Pauschalspesen und AHV: Beitragsfreiheit, Pflichten, Risiken
Pauschalspesen sind AHV-frei, solange ein genehmigtes Spesenreglement besteht; fehlt dieses, gelten sie als Lohn und sind vollumfänglich AHV-pflichtig. Diese Abgrenzung betrifft nicht nur die AHV, sondern sämtliche Sozialversicherungen – ALV, IV, EO und in der Folge auch die BVG-Beitragspflicht. Für HR-Verantwortliche und Lohnbuchhalter ist die korrekte Behandlung von Pauschalspesen deshalb ein zentrales Compliance-Thema, das bei Fehlern erhebliche finanzielle Konsequenzen nach sich zieht.
01.Grundregel: Pauschalspesen und AHV
Gemäss AHVG Art. 6 Abs. 2 lit. a gehören Spesen nicht zum massgebenden Lohn, sofern sie tatsächliche Auslagen des Arbeitnehmers abgelten. Pauschalspesen werden dabei gleich behandelt wie Effektivspesen – vorausgesetzt, drei kumulative Bedingungen sind erfüllt. Fehlt auch nur eine dieser Voraussetzungen, qualifiziert die AHV-Ausgleichskasse die gesamte Pauschale als beitragspflichtigen Lohn.
- Genehmigtes Spesenreglement: Das Spesenreglement muss von der kantonalen Steuerverwaltung am Sitz des Unternehmens genehmigt sein. Seit 2026 müssen Reglemente inhaltlich den SSK-Mustervorlagen entsprechen. Ohne diese Genehmigung gibt es keine AHV-Befreiung – unabhängig von der Höhe der Pauschale.

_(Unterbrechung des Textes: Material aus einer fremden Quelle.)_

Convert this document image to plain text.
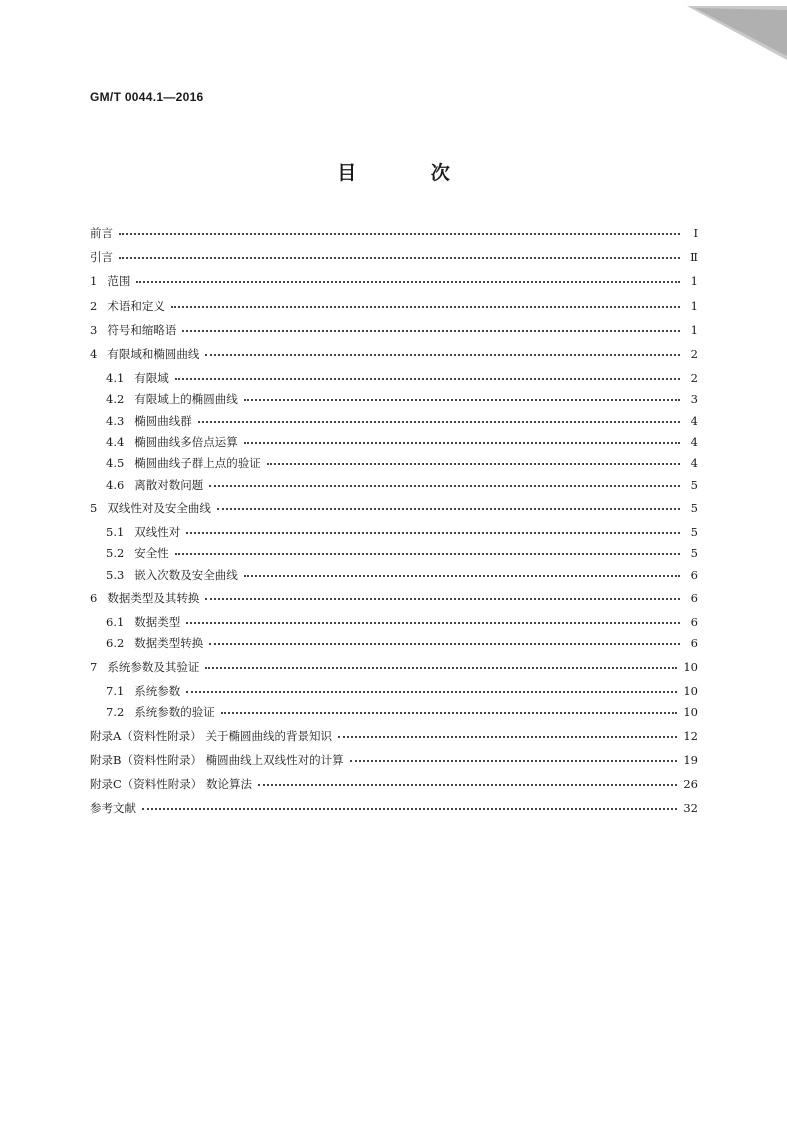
GM/T 0044.1—2016
目 次
前言	Ⅰ
引言	Ⅱ
1 范围	1
2 术语和定义	1
3 符号和缩略语	1
4 有限域和椭圆曲线	2
4.1 有限域	2
4.2 有限域上的椭圆曲线	3
4.3 椭圆曲线群	4
4.4 椭圆曲线多倍点运算	4
4.5 椭圆曲线子群上点的验证	4
4.6 离散对数问题	5
5 双线性对及安全曲线	5
5.1 双线性对	5
5.2 安全性	5
5.3 嵌入次数及安全曲线	6
6 数据类型及其转换	6
6.1 数据类型	6
6.2 数据类型转换	6
7 系统参数及其验证	10
7.1 系统参数	10
7.2 系统参数的验证	10
附录A（资料性附录） 关于椭圆曲线的背景知识	12
附录B（资料性附录） 椭圆曲线上双线性对的计算	19
附录C（资料性附录） 数论算法	26
参考文献	32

- Einhaltung der ESTV-Höchstansätze: Die ausbezahlten Pauschalen dürfen die von der ESTV festgelegten Maximalbeträge nicht übersteigen. Für 2026 gelten unter anderem: Verpflegungspauschale CHF 30.– pro Tag, Kleinspesenpauschale CHF 20.– pro Tag, Kilometerpauschale CHF 0.75 pro Kilometer. Übersteigt die Pauschale diese Ansätze, wird der überschiessende Betrag AHV-pflichtig.

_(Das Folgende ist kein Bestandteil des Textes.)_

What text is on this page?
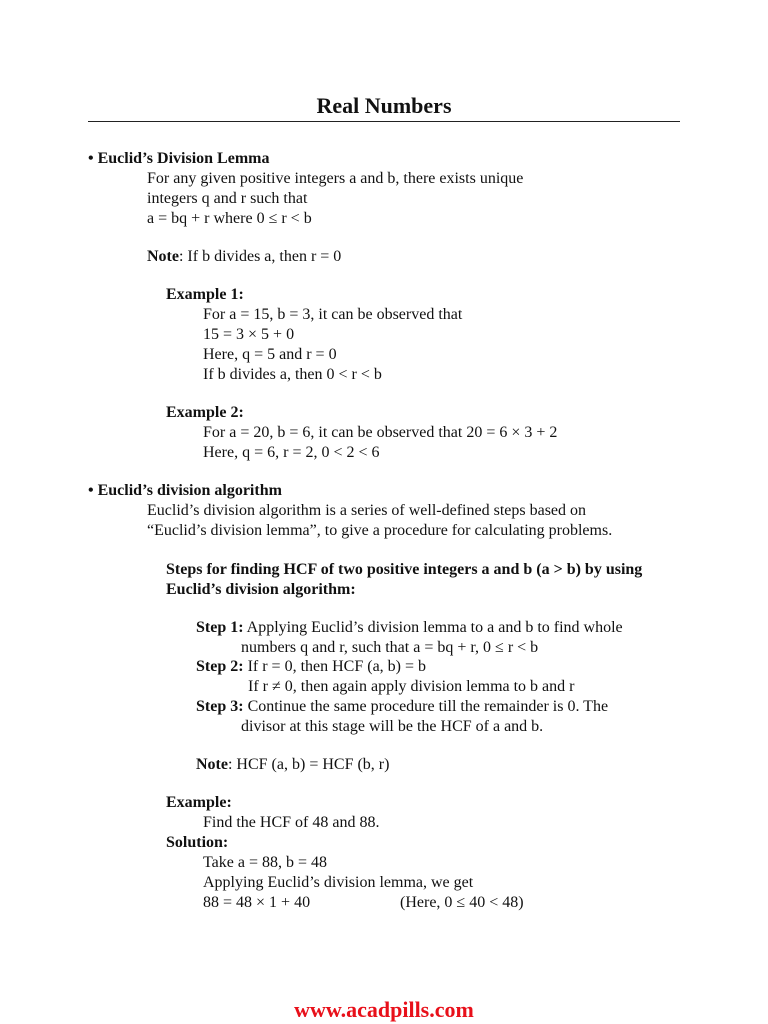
Real Numbers
• Euclid’s Division Lemma
For any given positive integers a and b, there exists unique
integers q and r such that
a = bq + r where 0 ≤ r < b
Note: If b divides a, then r = 0
Example 1:
For a = 15, b = 3, it can be observed that
15 = 3 × 5 + 0
Here, q = 5 and r = 0
If b divides a, then 0 < r < b
Example 2:
For a = 20, b = 6, it can be observed that 20 = 6 × 3 + 2
Here, q = 6, r = 2, 0 < 2 < 6
• Euclid’s division algorithm
Euclid’s division algorithm is a series of well-defined steps based on
“Euclid’s division lemma”, to give a procedure for calculating problems.
Steps for finding HCF of two positive integers a and b (a > b) by using
Euclid’s division algorithm:
Step 1: Applying Euclid’s division lemma to a and b to find whole
numbers q and r, such that a = bq + r, 0 ≤ r < b
Step 2: If r = 0, then HCF (a, b) = b
If r ≠ 0, then again apply division lemma to b and r
Step 3: Continue the same procedure till the remainder is 0. The
divisor at this stage will be the HCF of a and b.
Note: HCF (a, b) = HCF (b, r)
Example:
Find the HCF of 48 and 88.
Solution:
Take a = 88, b = 48
Applying Euclid’s division lemma, we get
88 = 48 × 1 + 40	(Here, 0 ≤ 40 < 48)
www.acadpills.com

- Korrekte Lohnausweis-Deklaration: Pauschalspesen müssen im Lohnausweis unter Ziffer 13.2.1 ausgewiesen werden. Wird die Pauschale fälschlicherweise unter Ziffer 1 (Lohn) oder gar nicht deklariert, fehlt der Nachweis der Spesenqualität. Die Ausgleichskasse behandelt den Betrag dann als Lohnbestandteil.
Sind alle drei Bedingungen erfüllt, schuldet weder der Arbeitgeber noch der Arbeitnehmer AHV-Beiträge auf die Pauschalspesen. Die Beitragsfreiheit erstreckt sich automatisch auch auf IV, EO und ALV, da diese Sozialversicherungen denselben massgebenden Lohn verwenden.
02.Wann werden Pauschalspesen AHV-pflichtig?
In der Praxis gibt es drei typische Konstellationen, in denen Pauschalspesen ihren steuer- und sozialversicherungsrechtlichen Schutz verlieren. Die AHV-Ausgleichskasse prüft diese Punkte systematisch bei jeder Arbeitgeberkontrolle.
Fallkonstellationen: Wann Pauschalspesen AHV-pflichtig werden
Besonders heikel ist die dritte Konstellation: Wenn die Ausgleichskasse feststellt, dass die Pauschale keinen realen Auslagenersatz darstellt, sondern faktisch eine Lohnerhöhung ist, wird der gesamte Betrag als massgebender Lohn behandelt. Dies geschieht häufig bei Mitarbeitenden, deren Funktion keine regelmässigen Geschäftsreisen erfordert, die aber dennoch eine Autopauschale oder Repräsentationspauschale erhalten.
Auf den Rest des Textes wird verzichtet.